Hani diyorlar ya; “ne yersen o’sun diye”, işte onu gibi, ‘ölüm’ aklına geldiğinde ne düşünüyorsan o, senin ‘ölüm gerçeği’n. Tabi ki, üzerine düşünmüş isen…
Türkiye’de ilk koronavirüs vakasının açıklanmasının hemen ardından market raflarının boşalması; kıtlıktan ölüm, ardından sosyal medyada kıyamete dair ayetlerin ve bir takım sözlerin paylaşılması; korkutucu ölüm gibi…

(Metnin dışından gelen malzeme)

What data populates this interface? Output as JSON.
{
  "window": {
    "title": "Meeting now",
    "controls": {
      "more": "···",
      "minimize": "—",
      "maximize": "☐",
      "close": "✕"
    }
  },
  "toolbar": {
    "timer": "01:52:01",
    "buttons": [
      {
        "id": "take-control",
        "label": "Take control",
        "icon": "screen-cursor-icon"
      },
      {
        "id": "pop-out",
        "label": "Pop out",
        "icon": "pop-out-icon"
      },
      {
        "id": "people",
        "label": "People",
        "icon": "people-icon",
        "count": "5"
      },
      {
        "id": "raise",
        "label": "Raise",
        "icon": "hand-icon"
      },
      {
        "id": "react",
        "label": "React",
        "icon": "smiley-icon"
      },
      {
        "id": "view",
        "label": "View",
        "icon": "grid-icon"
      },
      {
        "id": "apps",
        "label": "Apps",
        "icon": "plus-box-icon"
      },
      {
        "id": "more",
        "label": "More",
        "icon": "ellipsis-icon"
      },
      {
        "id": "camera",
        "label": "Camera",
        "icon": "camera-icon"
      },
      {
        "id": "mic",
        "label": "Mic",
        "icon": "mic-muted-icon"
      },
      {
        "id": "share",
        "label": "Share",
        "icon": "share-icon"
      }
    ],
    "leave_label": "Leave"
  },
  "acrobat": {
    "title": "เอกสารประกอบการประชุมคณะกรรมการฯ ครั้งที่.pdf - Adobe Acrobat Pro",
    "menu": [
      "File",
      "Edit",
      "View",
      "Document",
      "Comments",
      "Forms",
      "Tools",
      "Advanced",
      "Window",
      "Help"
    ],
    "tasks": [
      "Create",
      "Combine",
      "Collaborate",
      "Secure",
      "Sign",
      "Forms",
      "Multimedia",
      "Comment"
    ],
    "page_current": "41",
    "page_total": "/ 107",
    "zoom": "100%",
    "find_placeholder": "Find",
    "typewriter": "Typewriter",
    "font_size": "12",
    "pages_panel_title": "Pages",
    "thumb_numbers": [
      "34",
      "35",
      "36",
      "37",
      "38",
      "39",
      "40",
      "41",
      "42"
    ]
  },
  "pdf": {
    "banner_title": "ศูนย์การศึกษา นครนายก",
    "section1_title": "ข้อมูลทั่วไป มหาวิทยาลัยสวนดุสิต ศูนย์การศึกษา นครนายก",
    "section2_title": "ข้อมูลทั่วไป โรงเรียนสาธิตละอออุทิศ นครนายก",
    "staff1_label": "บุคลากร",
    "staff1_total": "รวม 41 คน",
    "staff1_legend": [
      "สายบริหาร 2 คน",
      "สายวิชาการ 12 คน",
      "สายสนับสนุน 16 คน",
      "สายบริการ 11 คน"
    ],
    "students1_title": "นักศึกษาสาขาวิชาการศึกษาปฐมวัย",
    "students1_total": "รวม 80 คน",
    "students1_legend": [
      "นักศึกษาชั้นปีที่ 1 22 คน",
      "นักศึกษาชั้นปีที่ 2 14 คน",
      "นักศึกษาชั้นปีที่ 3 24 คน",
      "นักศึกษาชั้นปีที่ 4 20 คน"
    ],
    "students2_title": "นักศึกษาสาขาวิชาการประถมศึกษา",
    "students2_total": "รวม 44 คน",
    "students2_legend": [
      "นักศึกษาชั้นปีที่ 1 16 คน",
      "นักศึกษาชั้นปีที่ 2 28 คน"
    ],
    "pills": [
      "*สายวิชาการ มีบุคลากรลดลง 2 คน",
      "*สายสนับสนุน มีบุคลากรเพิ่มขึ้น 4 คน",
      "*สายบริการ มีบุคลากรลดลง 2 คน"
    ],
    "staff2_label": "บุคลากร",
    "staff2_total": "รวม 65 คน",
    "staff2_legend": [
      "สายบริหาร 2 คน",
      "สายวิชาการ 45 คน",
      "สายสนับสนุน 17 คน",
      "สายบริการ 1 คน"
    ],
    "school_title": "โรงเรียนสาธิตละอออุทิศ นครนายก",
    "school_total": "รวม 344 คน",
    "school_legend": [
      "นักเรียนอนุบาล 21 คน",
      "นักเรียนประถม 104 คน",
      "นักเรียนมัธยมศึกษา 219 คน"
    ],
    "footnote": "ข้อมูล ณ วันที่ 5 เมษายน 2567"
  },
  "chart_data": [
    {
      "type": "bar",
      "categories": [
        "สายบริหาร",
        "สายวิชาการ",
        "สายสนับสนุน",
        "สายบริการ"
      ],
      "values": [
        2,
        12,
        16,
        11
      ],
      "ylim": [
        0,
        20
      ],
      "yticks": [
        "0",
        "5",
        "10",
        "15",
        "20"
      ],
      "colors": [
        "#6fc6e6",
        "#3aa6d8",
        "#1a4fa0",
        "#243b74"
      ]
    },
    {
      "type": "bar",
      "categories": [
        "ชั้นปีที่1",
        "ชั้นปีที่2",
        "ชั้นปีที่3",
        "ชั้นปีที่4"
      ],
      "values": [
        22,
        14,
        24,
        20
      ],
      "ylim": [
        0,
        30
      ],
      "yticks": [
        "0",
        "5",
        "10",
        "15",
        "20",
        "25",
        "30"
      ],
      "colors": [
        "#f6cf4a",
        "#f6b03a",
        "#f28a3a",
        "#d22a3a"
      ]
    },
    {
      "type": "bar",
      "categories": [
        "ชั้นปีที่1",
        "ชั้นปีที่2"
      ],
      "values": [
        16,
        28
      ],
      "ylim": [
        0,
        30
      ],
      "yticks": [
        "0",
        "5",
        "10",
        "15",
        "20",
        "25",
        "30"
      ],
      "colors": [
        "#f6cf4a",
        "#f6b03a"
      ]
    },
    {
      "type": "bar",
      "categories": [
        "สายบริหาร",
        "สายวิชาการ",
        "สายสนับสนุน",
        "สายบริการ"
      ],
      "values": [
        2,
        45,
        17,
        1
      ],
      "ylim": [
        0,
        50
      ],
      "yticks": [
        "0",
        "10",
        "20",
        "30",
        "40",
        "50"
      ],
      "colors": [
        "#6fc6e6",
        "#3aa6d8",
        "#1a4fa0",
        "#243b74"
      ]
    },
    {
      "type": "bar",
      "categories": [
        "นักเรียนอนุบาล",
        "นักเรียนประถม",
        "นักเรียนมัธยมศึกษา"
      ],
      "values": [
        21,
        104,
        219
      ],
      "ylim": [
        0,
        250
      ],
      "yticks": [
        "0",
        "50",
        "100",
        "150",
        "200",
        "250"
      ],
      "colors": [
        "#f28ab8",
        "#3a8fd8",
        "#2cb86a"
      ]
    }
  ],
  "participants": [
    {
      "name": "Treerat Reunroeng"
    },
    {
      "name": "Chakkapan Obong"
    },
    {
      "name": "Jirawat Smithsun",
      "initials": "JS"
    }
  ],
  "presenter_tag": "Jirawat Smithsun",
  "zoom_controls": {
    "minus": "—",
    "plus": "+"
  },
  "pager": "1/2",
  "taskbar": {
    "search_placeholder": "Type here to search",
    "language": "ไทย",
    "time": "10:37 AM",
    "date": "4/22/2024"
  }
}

Ölümden de korkulur elbette, insan bilmediğinden korkar çünkü, son derece normal…
Ölüme dair düşüncelerimiz bizim düşüncelerimiz mi, yoksa üzerine düşünemediğimiz, düşünmekten kaçtığımız, en nihayetinde düşünmediğimiz için kolaya kaçıp giydiğimiz başkalarının algıları, belki heyulalarımı?
Yine; hani diyorlar ya; “aklını yönetemezsen başkasının aklının kölesi olursun” diye, bu da işte öyle bir şey…
Herkesin, ölüme dair sözleri birbirine benzediğine ve de üzerine düşünmediğimize göre, öyle görünüyor ki başkalarının düşüncelerini kıyafet edinmişiz kendimize.
Kaldı ki bu kara düzen -‘kara düzen’ derken plansız değil, aksine çok planlanmış düzen- bizi öyle bir koşturuyor ki düşünmek için bir durup ‘din’mek ne mümkün…
Koşturmaktan kastım da, işe güce gitmek falan değil. Hap gibi önümüze attığı bilgileri –belki aslında kırıntıları- daha mideye indirmeden diğerini atan ve bitmek bilmez bir beyin yorgunluğunun içine sürükleyen bir düzenden söz ediyorum.
Domino taşı etkisi yapan, zengini fakiri bu denli net ayırt etmeyen, birimizin yaşamının diğerine bağlı olduğunu anladığımız şu günlerde bile bırakmıyor peşimizi kara düzen. Çıldırmış gibi enformasyon yağıyor her yandan; televizyondan, internetten, sosyal medyadan, iş yerindeki arkadaştan, komşudan, anneden, babadan… Herkes delirmiş enformasyon hapşırıyor, damlacıkları ise öyle havada falan asılı kalmıyor, bizzat beyin kıvrımlarımızın arasına işliyor.
Evde kalın derken de rahat bırakmıyor; şu dizileri izleyin, bu belgeselleri görün, sosyal medyada bizi takipte kalın, en güncelleri bak bizde…
Kapılarımızı virüs kadar, üzerimize giydirilmeye çalışılan algılara, çığ gibi üzerimize düşen enformasyona kapatabilirsek de korunacağız bu süreçte. Üstelik sadece koronavirüsten değil, düşünememek belasından.
Sokağa çıkmamak ‘yasak’ mı, ‘tedbir’ mi
Yine az önceki algılarımızla ilgili bu konu da. Birkaç gündür sosyal medyada, ‘Son derece özgürlükçü, sosyalist olduğunu düşündüğümüz insanlar bile sokağa çıkma yasağı ilan edilsin diyor’ eleştirileri dolaşıyor. Buna ‘sokağa çıkma tedbiri’ denilseydi ta baştan, o zaman bunları düşünür müydük diye düşündüm…
Üç refleks
Koronalı günlerde üç yeni refleksimiz oluştu;

  • Kapının koluna dokundum kolonya dök
  • Hapşırık duyduğun anda koş
  • Bakan Koca sondakika açıklaması yaptı, WhatsApp gruplarında paylaş.